ON a Thursday evening, many students might be meeting up with friends as the weekend beckons.
But 23-year-old Amelia Johnston, from Belfast, who is in her fourth year of studying medicine at Dundee University, is busy cooking dinner for 86-year-old Zena Ware – a lady who, this time last year, she didn’t know but now visits at least once a week as part of the Meal Makers scheme.
Here, they share why their get-togethers have become so much more than just dinner.
‘I call her my Scottish granny because we clicked straight away’
LIFE is busy for fourth-year medical student, Amelia. But that didn’t stop her pausing to look at a poster she spotted early last year looking for volunteers to make meals for an elderly neighbour.
She said: “I always come away from Zena’s with a huge smile on my face.
“I love cooking and meeting new people. She lives in the street next to mine so it’s perfect. I see her every Thursday.”
Amelia enjoys the comfort of Zena’s warm home, in contrast to her cold student flat, but in her elderly neighbour, she has also found a close friend.
“I didn’t know what to expect when I first visited Zena, but she made me feel so welcome and I ended up staying and chatting for an hour and a half. We just clicked. Now I call her my Scottish Granny because we get on so well.
“She’s travelled so widely that I try to keep the dishes varied for her. I make the food at home first then take it round to her warm on the plate.”
Amelia can see the difference her visits make to Zena.
“She really enjoys the energy of younger people so I’ve brought both my sisters, who are also studying in Dundee, to meet her, along with my flatmates and my friends.
“She’s so young at heart, she loves to be involved with all of us.
“I sometimes take her in a taxi to the supermarket to do her shopping and we’ve been for coffee together.
“She likes to know everything that’s going on and she tells me to come over any time. ‘My heating’s always on,’ she’ll say.
“To talk to someone with so many years of wisdom and experience helps you put life in perspective.”
‘I get to share all my memories and adventures, from falling in love to travelling around the world’
LISTENING to the young people around her chatting away is a reminder of Zena’s own youth.
Aged 18, she met her late husband Michael, then an apprentice at the RM Condor naval base near Arbroath.
It was to be the start of what turned into the happiest of marriages, spanning six decades and taking them to the far corners of the globe together.
But it wasn’t love at first sight.
Zena recalled: “We met in the Marine Ballroom. He asked my friend to dance. We then went out as a foursome with a friend of his who ended up in Stracathro Hospital with glandular fever.

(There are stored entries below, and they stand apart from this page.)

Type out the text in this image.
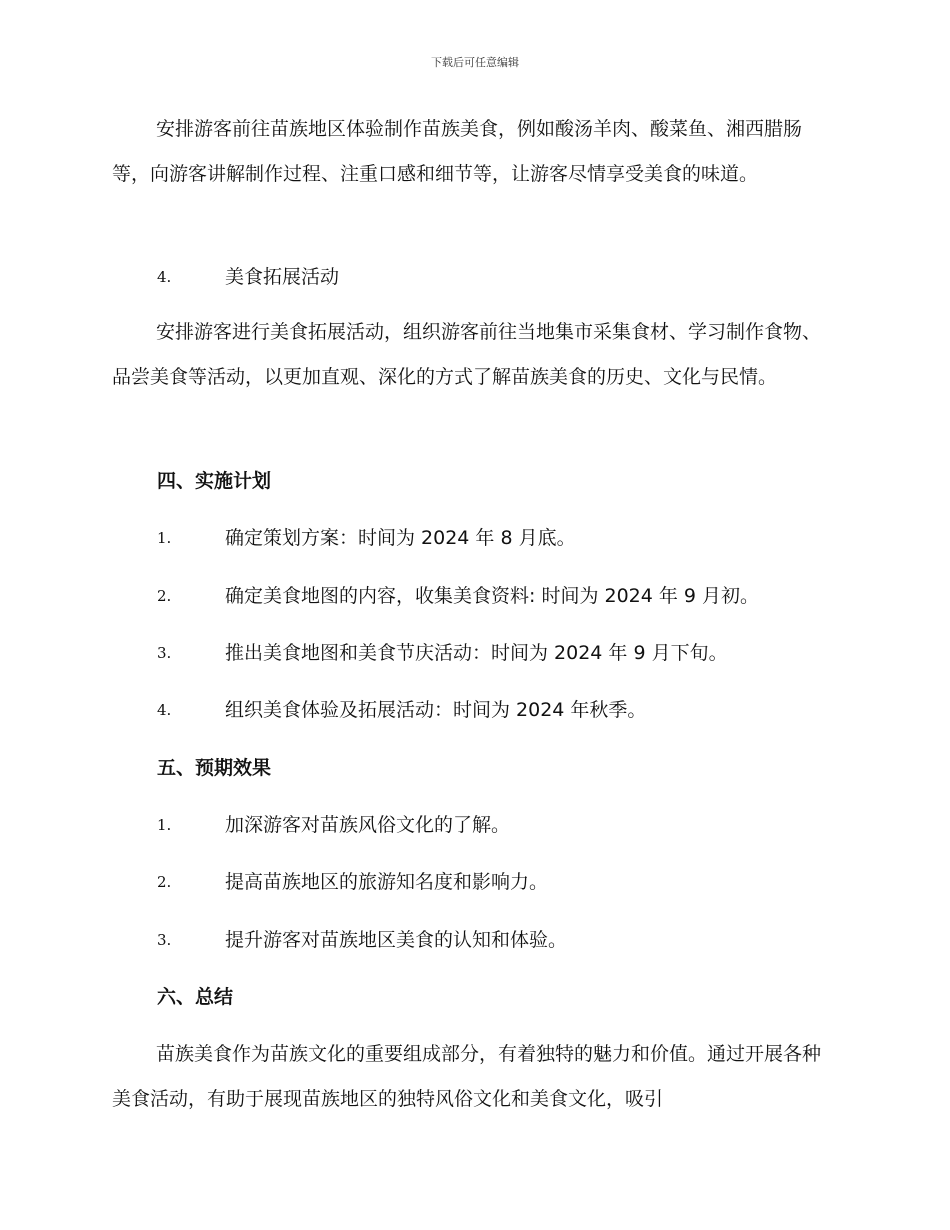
下载后可任意编辑

安排游客前往苗族地区体验制作苗族美食，例如酸汤羊肉、酸菜鱼、湘西腊肠等，向游客讲解制作过程、注重口感和细节等，让游客尽情享受美食的味道。

4.	美食拓展活动

安排游客进行美食拓展活动，组织游客前往当地集市采集食材、学习制作食物、品尝美食等活动，以更加直观、深化的方式了解苗族美食的历史、文化与民情。

四、实施计划
1.	确定策划方案：时间为 2024 年 8 月底。
2.	确定美食地图的内容，收集美食资料: 时间为 2024 年 9 月初。
3.	推出美食地图和美食节庆活动：时间为 2024 年 9 月下旬。
4.	组织美食体验及拓展活动：时间为 2024 年秋季。
五、预期效果
1.	加深游客对苗族风俗文化的了解。
2.	提高苗族地区的旅游知名度和影响力。
3.	提升游客对苗族地区美食的认知和体验。
六、总结

苗族美食作为苗族文化的重要组成部分，有着独特的魅力和价值。通过开展各种美食活动，有助于展现苗族地区的独特风俗文化和美食文化，吸引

“Michael and I would hitchhike to visit him. That’s when we fell in love.”
They were soon married and, together with their two daughters, life in the forces took them to Buckinghamshire, Plymouth, Wales, Nottingham and Norfolk where Michael retired, aged 60.

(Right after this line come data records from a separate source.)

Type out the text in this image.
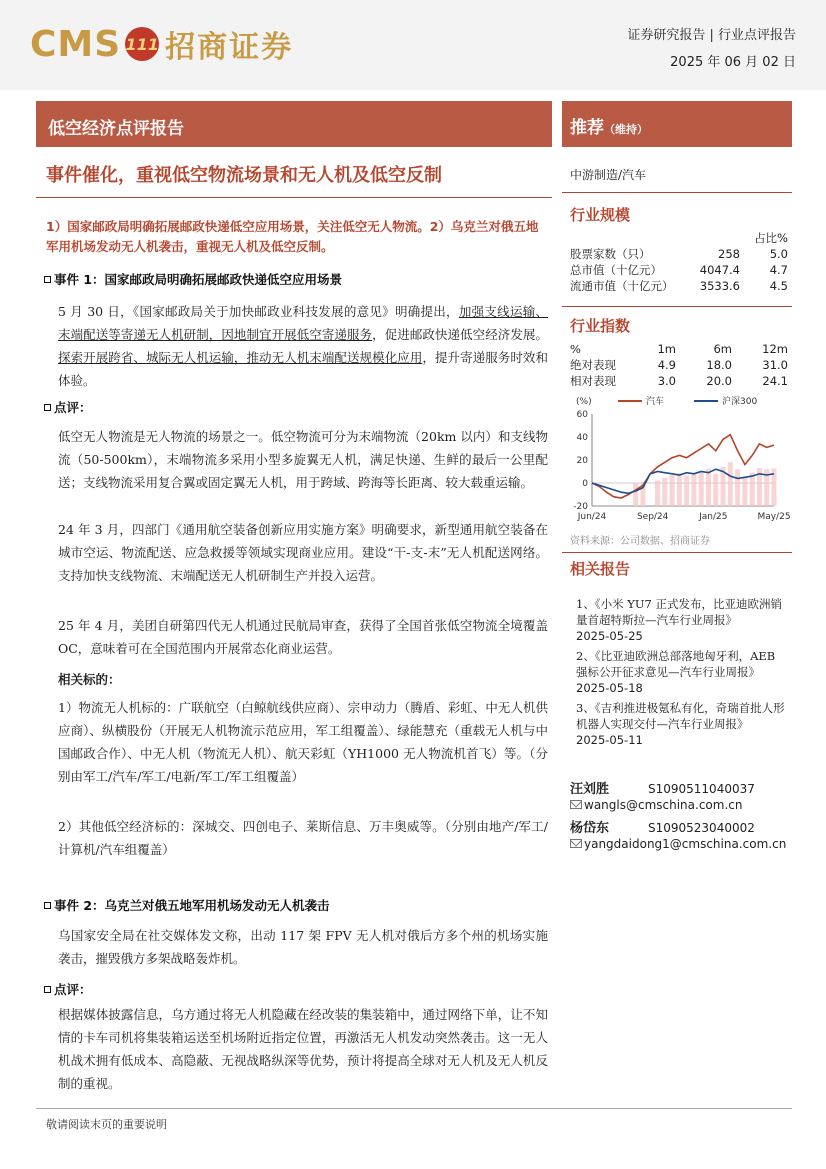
CMS 111 招商证券	证券研究报告 | 行业点评报告
2025 年 06 月 02 日
低空经济点评报告
事件催化，重视低空物流场景和无人机及低空反制
1）国家邮政局明确拓展邮政快递低空应用场景，关注低空无人物流。2）乌克兰对俄五地军用机场发动无人机袭击，重视无人机及低空反制。
事件 1：国家邮政局明确拓展邮政快递低空应用场景
5 月 30 日，《国家邮政局关于加快邮政业科技发展的意见》明确提出，加强支线运输、末端配送等寄递无人机研制，因地制宜开展低空寄递服务，促进邮政快递低空经济发展。探索开展跨省、城际无人机运输，推动无人机末端配送规模化应用，提升寄递服务时效和体验。
点评：
低空无人物流是无人物流的场景之一。低空物流可分为末端物流（20km 以内）和支线物流（50-500km），末端物流多采用小型多旋翼无人机，满足快递、生鲜的最后一公里配送；支线物流采用复合翼或固定翼无人机，用于跨域、跨海等长距离、较大载重运输。
24 年 3 月，四部门《通用航空装备创新应用实施方案》明确要求，新型通用航空装备在城市空运、物流配送、应急救援等领域实现商业应用。建设“干-支-末”无人机配送网络。支持加快支线物流、末端配送无人机研制生产并投入运营。
25 年 4 月，美团自研第四代无人机通过民航局审查，获得了全国首张低空物流全境覆盖 OC，意味着可在全国范围内开展常态化商业运营。
相关标的：
1）物流无人机标的：广联航空（白鲸航线供应商）、宗申动力（腾盾、彩虹、中无人机供应商）、纵横股份（开展无人机物流示范应用，军工组覆盖）、绿能慧充（重载无人机与中国邮政合作）、中无人机（物流无人机）、航天彩虹（YH1000 无人物流机首飞）等。（分别由军工/汽车/军工/电新/军工/军工组覆盖）
2）其他低空经济标的：深城交、四创电子、莱斯信息、万丰奥威等。（分别由地产/军工/计算机/汽车组覆盖）
事件 2：乌克兰对俄五地军用机场发动无人机袭击
乌国家安全局在社交媒体发文称，出动 117 架 FPV 无人机对俄后方多个州的机场实施袭击，摧毁俄方多架战略轰炸机。
点评：
根据媒体披露信息，乌方通过将无人机隐藏在经改装的集装箱中，通过网络下单，让不知情的卡车司机将集装箱运送至机场附近指定位置，再激活无人机发动突然袭击。这一无人机战术拥有低成本、高隐蔽、无视战略纵深等优势，预计将提高全球对无人机及无人机反制的重视。
推荐（维持）
中游制造/汽车
行业规模
		占比%
股票家数（只）	258	5.0
总市值（十亿元）	4047.4	4.7
流通市值（十亿元）	3533.6	4.5
行业指数
%	1m	6m	12m
绝对表现	4.9	18.0	31.0
相对表现	3.0	20.0	24.1
(%)	汽车	沪深300
60
40
20
0
-20
Jun/24	Sep/24	Jan/25	May/25
资料来源：公司数据、招商证券
相关报告
1、《小米 YU7 正式发布，比亚迪欧洲销量首超特斯拉—汽车行业周报》
2025-05-25
2、《比亚迪欧洲总部落地匈牙利，AEB 强标公开征求意见—汽车行业周报》
2025-05-18
3、《吉利推进极氪私有化，奇瑞首批人形机器人实现交付—汽车行业周报》
2025-05-11
汪刘胜	S1090511040037
wangls@cmschina.com.cn
杨岱东	S1090523040002
yangdaidong1@cmschina.com.cn
敬请阅读末页的重要说明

Zena added: “In 1958, we moved to Rhodesia, where my daughter was living, for five years.
“My eldest daughter was living in Canada by that stage so we moved to Alberta.”
The couple settled in British Columbia where they lived until Michael’s death in 2013.
Their retirement years were filled with adventure as the pair would go on cruises and also helped train missionaries.
She said: “I’ve crossed the Atlantic four times. I’ve been from Canada to Polynesia and Peru.
“When we were 80, we spent three months in Hawaii with Youth With A Mission, where they train missionaries, and went on to the Philippines, visiting prisons.
“Mike used to call me Titch. His last words to me were ‘Titch, what a life we’ve had together.’ And we had.”
Zena moved back to the UK in 2014, after suffering a stroke.
At first, she stayed near her youngest daughter in Wiltshire, before moving to Dundee where she now lives in sheltered accommodation.
It proved difficult to adjust at first.
“It was hard when you’ve been used to green trees and open landscapes. It’s lonely,” she said.
Her stroke has left her weak down one side and she can no longer cook.
When Zena saw a leaflet about Meal Makers – mealmakers.org.uk – the charity which brings together those who love to cook with an older neighbour, she expressed interest. So when Amelia knocked on her door in April last year, holding a hot plate of gammon, potatoes and vegetables, it was a welcome sight.
“To have hot food delivered is fantastic and Amelia is such a wonderful cook,” she said.
“That first evening I told her all about my life and the adventures I’ve had.
“I like to eat a variety of food and she wants to make me things I enjoy. She made me curry last week. I was longing for one and it was wonderful.”
Their time together is a weekly highlight for both.
“I look forward to Amelia coming as she’s a real friend,” Zena smiled.
“I tell her about the old days, and she tells me about training to be a doctor and what’s happening with her friends. Amelia makes me feel I can make friends on my own, and that I can give again.
“I get angry with old people who criticise youngsters. If we spend time with them and join in their lives, we appreciate them more.”